Based on your answer, the person who has asked you the question will decide whether they would like to get to know you better and even if they would like to talk to you for a little while longer. Chances are this decision is based on the fact that you are very high up in the hierarchy or you’ve proven yourself to be “materially” wealthy. This happens because society has been conditioned for many years to think that way.
The interesting thing behind this concept is that the root of the fear we feel is not not being materially wealthy or even not having a coveted position in itself, but rather the direct consequence of such things: that we will not be accepted, well-liked and loved by others. After all, if I take a chance, but don’t succeed in a culturally accepted way, no one will want to spend time with me anymore.
The truth is that it is indeed very common to have such fears, be it consciously or not!
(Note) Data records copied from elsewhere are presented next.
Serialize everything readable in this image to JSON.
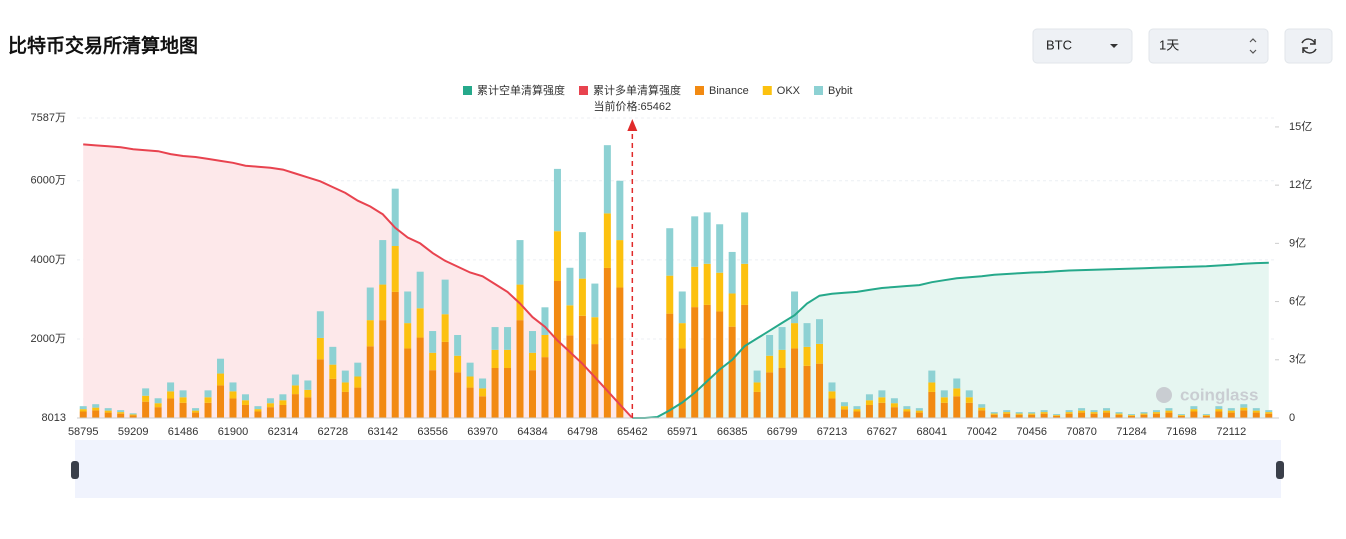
{
  "title": "比特币交易所清算地图",
  "controls": {
    "coin": "BTC",
    "period": "1天"
  },
  "chart_data": {
    "type": "bar",
    "annotation": "当前价格:65462",
    "watermark": "coinglass",
    "current_index": 44,
    "grid": true,
    "categories": [
      "58795",
      null,
      null,
      null,
      "59209",
      null,
      null,
      null,
      "61486",
      null,
      null,
      null,
      "61900",
      null,
      null,
      null,
      "62314",
      null,
      null,
      null,
      "62728",
      null,
      null,
      null,
      "63142",
      null,
      null,
      null,
      "63556",
      null,
      null,
      null,
      "63970",
      null,
      null,
      null,
      "64384",
      null,
      null,
      null,
      "64798",
      null,
      null,
      null,
      "65462",
      null,
      null,
      null,
      "65971",
      null,
      null,
      null,
      "66385",
      null,
      null,
      null,
      "66799",
      null,
      null,
      null,
      "67213",
      null,
      null,
      null,
      "67627",
      null,
      null,
      null,
      "68041",
      null,
      null,
      null,
      "70042",
      null,
      null,
      null,
      "70456",
      null,
      null,
      null,
      "70870",
      null,
      null,
      null,
      "71284",
      null,
      null,
      null,
      "71698",
      null,
      null,
      null,
      "72112",
      null,
      null,
      null
    ],
    "ylim": [
      0.8013,
      7587
    ],
    "yticks": [
      {
        "value": 0.8013,
        "label": "8013"
      },
      {
        "value": 2000,
        "label": "2000万"
      },
      {
        "value": 4000,
        "label": "4000万"
      },
      {
        "value": 6000,
        "label": "6000万"
      },
      {
        "value": 7587,
        "label": "7587万"
      }
    ],
    "y2lim": [
      0,
      15.46
    ],
    "y2ticks": [
      0,
      {
        "value": 3,
        "label": "3亿"
      },
      {
        "value": 6,
        "label": "6亿"
      },
      {
        "value": 9,
        "label": "9亿"
      },
      {
        "value": 12,
        "label": "12亿"
      },
      {
        "value": 15,
        "label": "15亿"
      }
    ],
    "series": [
      {
        "name": "累计空单清算强度",
        "type": "line",
        "axis": "y2",
        "color": "#26a98b",
        "fill": "#e6f6f1",
        "values": [
          null,
          null,
          null,
          null,
          null,
          null,
          null,
          null,
          null,
          null,
          null,
          null,
          null,
          null,
          null,
          null,
          null,
          null,
          null,
          null,
          null,
          null,
          null,
          null,
          null,
          null,
          null,
          null,
          null,
          null,
          null,
          null,
          null,
          null,
          null,
          null,
          null,
          null,
          null,
          null,
          null,
          null,
          null,
          null,
          0,
          0,
          0.05,
          0.4,
          0.8,
          1.3,
          1.9,
          2.5,
          3.0,
          3.7,
          4.1,
          4.5,
          4.9,
          5.3,
          5.9,
          6.3,
          6.4,
          6.45,
          6.5,
          6.6,
          6.7,
          6.75,
          6.8,
          6.85,
          7.0,
          7.1,
          7.2,
          7.25,
          7.3,
          7.38,
          7.42,
          7.46,
          7.5,
          7.52,
          7.56,
          7.6,
          7.62,
          7.64,
          7.66,
          7.68,
          7.7,
          7.72,
          7.74,
          7.76,
          7.78,
          7.8,
          7.82,
          7.86,
          7.9,
          7.95,
          7.98,
          8.0
        ]
      },
      {
        "name": "累计多单清算强度",
        "type": "line",
        "axis": "y2",
        "color": "#e8434f",
        "fill": "#fde8ea",
        "values": [
          14.1,
          14.05,
          14.0,
          13.95,
          13.85,
          13.8,
          13.75,
          13.6,
          13.5,
          13.45,
          13.35,
          13.25,
          13.15,
          13.0,
          12.95,
          12.9,
          12.8,
          12.6,
          12.4,
          12.2,
          11.9,
          11.6,
          11.2,
          10.9,
          10.5,
          9.8,
          9.3,
          9.0,
          8.5,
          8.1,
          7.8,
          7.5,
          7.3,
          6.9,
          6.5,
          5.9,
          5.2,
          4.7,
          4.0,
          3.4,
          2.8,
          2.1,
          1.4,
          0.7,
          0,
          null,
          null,
          null,
          null,
          null,
          null,
          null,
          null,
          null,
          null,
          null,
          null,
          null,
          null,
          null,
          null,
          null,
          null,
          null,
          null,
          null,
          null,
          null,
          null,
          null,
          null,
          null,
          null,
          null,
          null,
          null,
          null,
          null,
          null,
          null,
          null,
          null,
          null,
          null,
          null,
          null,
          null,
          null,
          null,
          null,
          null,
          null,
          null,
          null,
          null,
          null
        ]
      },
      {
        "name": "Binance",
        "color": "#f28a12",
        "values": [
          165,
          193,
          138,
          110,
          66,
          413,
          275,
          495,
          385,
          138,
          385,
          825,
          495,
          330,
          165,
          275,
          330,
          605,
          523,
          1485,
          990,
          660,
          770,
          1815,
          2475,
          3190,
          1760,
          2035,
          1210,
          1925,
          1155,
          770,
          550,
          1265,
          1265,
          2475,
          1210,
          1540,
          3465,
          2090,
          2585,
          1870,
          3795,
          3300,
          0,
          0,
          0,
          2640,
          1760,
          2805,
          2860,
          2695,
          2310,
          2860,
          660,
          1155,
          1265,
          1760,
          1320,
          1375,
          495,
          220,
          165,
          330,
          385,
          275,
          165,
          138,
          660,
          385,
          550,
          385,
          193,
          83,
          110,
          83,
          83,
          110,
          55,
          110,
          138,
          110,
          138,
          83,
          55,
          83,
          110,
          138,
          55,
          165,
          55,
          165,
          138,
          193,
          138,
          110
        ]
      },
      {
        "name": "OKX",
        "color": "#fcc10f",
        "values": [
          60,
          70,
          50,
          40,
          24,
          150,
          100,
          180,
          140,
          50,
          140,
          300,
          180,
          120,
          60,
          100,
          120,
          220,
          190,
          540,
          360,
          240,
          280,
          660,
          900,
          1160,
          640,
          740,
          440,
          700,
          420,
          280,
          200,
          460,
          460,
          900,
          440,
          560,
          1260,
          760,
          940,
          680,
          1380,
          1200,
          0,
          0,
          0,
          960,
          640,
          1020,
          1040,
          980,
          840,
          1040,
          240,
          420,
          460,
          640,
          480,
          500,
          180,
          80,
          60,
          120,
          140,
          100,
          60,
          50,
          240,
          140,
          200,
          140,
          70,
          30,
          40,
          30,
          30,
          40,
          20,
          40,
          50,
          40,
          50,
          30,
          20,
          30,
          40,
          50,
          20,
          60,
          20,
          60,
          50,
          70,
          50,
          40
        ]
      },
      {
        "name": "Bybit",
        "color": "#8dd1d3",
        "values": [
          75,
          87,
          62,
          50,
          30,
          187,
          125,
          225,
          175,
          62,
          175,
          375,
          225,
          150,
          75,
          125,
          150,
          275,
          237,
          675,
          450,
          300,
          350,
          825,
          1125,
          1450,
          800,
          925,
          550,
          875,
          525,
          350,
          250,
          575,
          575,
          1125,
          550,
          700,
          1575,
          950,
          1175,
          850,
          1725,
          1500,
          0,
          0,
          0,
          1200,
          800,
          1275,
          1300,
          1225,
          1050,
          1300,
          300,
          525,
          575,
          800,
          600,
          625,
          225,
          100,
          75,
          150,
          175,
          125,
          75,
          62,
          300,
          175,
          250,
          175,
          87,
          37,
          50,
          37,
          37,
          50,
          25,
          50,
          62,
          50,
          62,
          37,
          25,
          37,
          50,
          62,
          25,
          75,
          25,
          75,
          62,
          87,
          62,
          50
        ]
      }
    ]
  }
}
When I decided to change careers, my fear of failure and of not being accepted was huge; so huge, in fact, that it made me back off the change entirely multiple times. I still sometimes feel this fear creeping up on me.
The good news is that this mindset is changing! More than ever we find people who ask “who are you?” instead of “what do you do?”, and it has become more common that people want to be around other people who are happy just being themselves. It is also more common to be different and not care so much about what is socially acceptable.
In the end, is it really worth paying so much attention to those who are more interested in what we have, than who we are? Maybe all of this is good to help us sort out the people we are surrounded by and remain close to those who really like us for who we are and not for the accepted images of what it would be cool to be.